All other noodles inspected for signs of contamination and none found.
.
Corrective Action(s): Relocate noodles to upper shelves. Put all food items in storage room in pest proof containers.
.
Violation Score: 5

302 - Equipment/utensils/food contact surfaces not properly washed and sanitized [s. 17(2)]
Observation: Although two buckets of sanitizer solution were made (one for front and one for back) there was not enough bleach left in bottle for three compartment sink. CORRECTED DURING INSPECTION - Bleach purchased for sanitizing of dishes and utensils.
.
Corrective Action(s): There must be an adequate supply of bleach AT ALL TIMES to make sanitizer solution for:
1) front of restaurant
2) back of restaurant
3) Third compartment sink for dishwashing as facility lacks dishwasher.
.
Violation Score: 5

401 - Adequate handwashing stations not available for employees [s. 21(4)]
Observation (CORRECTED DURING INSPECTION): Handsink blocked upon arrival of inspector. The staff was preparing spring rolls for the day and cutting board was on top of sink. Spring rolls were observed to be directly under paper towel and liquid soap dispensing unit. Tubs of food in front of handsink.
Although facility does have three compartment sink supplied with handsoap this is NOT the dedicated handsink and was in use during time of inspection (all three compartments in use).
.
CORRECTED DURING INSPECTION - Items relocated
.
Corrective Action(s): THE HANDSINK MUST BE ACCESSIBLE AT ALL TIMES - as it is designated solely for handwashing.
Violation Score: 5

Non-Critical Hazards: Total Number: 1
306 - Food premises not maintained in a sanitary condition [s. 17(1)]
Observation: Clean upper shelves
Clean rodent droppings from storage unit.
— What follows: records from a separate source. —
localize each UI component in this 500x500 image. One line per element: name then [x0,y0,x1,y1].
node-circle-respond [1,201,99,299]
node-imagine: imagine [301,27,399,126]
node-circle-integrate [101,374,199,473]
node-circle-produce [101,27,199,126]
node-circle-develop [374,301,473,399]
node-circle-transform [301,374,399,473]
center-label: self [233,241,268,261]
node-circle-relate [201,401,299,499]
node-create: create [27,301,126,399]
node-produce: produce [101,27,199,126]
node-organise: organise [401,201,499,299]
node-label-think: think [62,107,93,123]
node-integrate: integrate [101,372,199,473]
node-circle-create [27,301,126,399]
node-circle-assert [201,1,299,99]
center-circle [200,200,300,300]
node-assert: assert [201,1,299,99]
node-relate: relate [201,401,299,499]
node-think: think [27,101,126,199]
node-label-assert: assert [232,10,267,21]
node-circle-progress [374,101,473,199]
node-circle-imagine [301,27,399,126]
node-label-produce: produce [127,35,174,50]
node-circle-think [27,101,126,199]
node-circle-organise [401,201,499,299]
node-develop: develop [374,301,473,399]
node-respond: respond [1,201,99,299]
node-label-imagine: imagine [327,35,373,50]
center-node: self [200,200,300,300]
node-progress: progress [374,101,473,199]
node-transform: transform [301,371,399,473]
Use 200ppm Chlorine for floors.
.
Corrective Action(s):
Violation Score: 3

Follow Up to "Critical" Violations Noted on Previous Inspections (if applicable): No corrections entered
Comments

COMMENTS
- Facility in GOOD sanitary condition
- No evidence of pests - in main kitchen and storefront areas
- Pest control program in place
- Coolers achieving temperatures of less than or equal to 4 degrees Celsius
- Freezers achieving temperatures of less than or equal to -18 degrees Celsius
- Hot Holding achieving temperatures of greater than or equal to 60 degrees Celsius
- Two functional sink plugs available for use
- Sanitizer solution in use throughout food preparation areas and at concentrations of greater than or equal to 200ppm Chlorine
- Proper thawing techniques observed
- Ice machine and scoop in good sanitary condition
- Proper re-heating methods observed for previously cooked food items
- Raw meat stored away from Ready to Eat food items
- Vegetable knives stored in good sanitary condition on knife rack
- Light covers in place
- Cooler handles and seals in good sanitary condition

NOTE: Continue to have three compartment sink set up with sanitizer solution and continue to use. Staff were aware of requirements however lack of bleach prohibited this from occurring. ENSURE ADEQUATE SUPPLY OF BLEACH AT ALL TIMES!

***NOTE: FOODSAFE Certification – Any staff Certified prior to July 29, 2013 must re-take FOODSAFE as it expires on July 29, 2018. FOODSAFE will now expire after 5 years.